Wingard complained like a weakling on his Facebook page about being attacked in the mail and with robocalls. There's no way to get a specific total but my guess is tens of thousands of dollars was spent by his opponents and outside groups to ensure Wingard's defeat. I think if you matched up the schedule of each negative Wingard mailer and robocall, that it would almost exactly correlate with each of the spikes in Wingard searches on Google.

Not all Google Trends are good Google Trends.

Less Useful

U.S. Senate (R)

The results in the Republican U.S. Senate primary caused a lot of head-scratching. Everyone was surprised to see Mark Callahan win a surprising six-point victory against favorite Sam Carpenter. Unfortunately, the Google Trends data on this race isn't particularly instructive.
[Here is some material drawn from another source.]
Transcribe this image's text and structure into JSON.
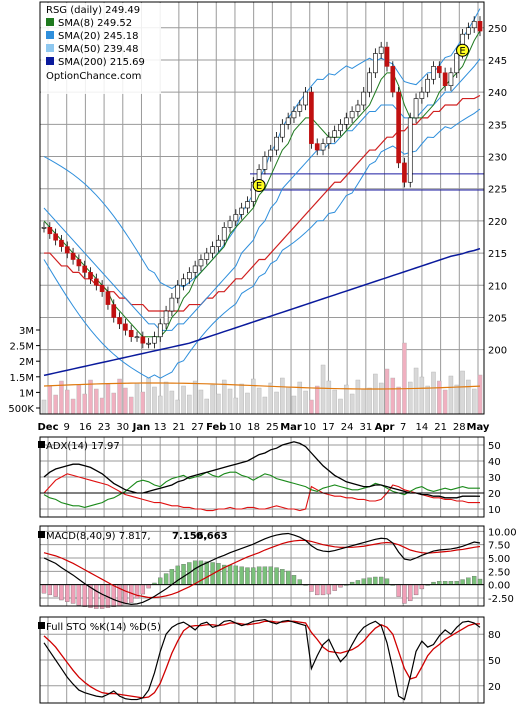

My personal theory is that Faye Stweart and Sam Carpenter split the 50% of the vote that cast their ballot for a more traditional candidate which allowed Callahan to win with 38% of the vote. I don't have a lot of data to back this up, though.

Secretary of State (D)

The results of the Democrat Secretary of State primary were predicted by polling, but not by Google Trends. I don't have enough information to understand what happened in that race.

CD 5 (R)

The Google Trends chart for CD 5 is quite deceptive. You might think Ben West dominated this race. The election results showed Colm Willis was victorious with a 37 point victory. I don't know for sure why the numbers fail to match up, but my guess is that Ben West is a common search term and that many of the searches for "ben west" may not have been related to the Republican primary.

Interpreting Data

Interpreting data of any kind requires context. Polling, Google Trends, Facebook likes, and other kinds of data all have value, but only when understood in context. Here we notice that Google Trends are insightful when we understand the greater context of the race. We also learned that sample size matters here. Google Trends are useful for statewide races, but anything smaller and the value of the data declines considerably.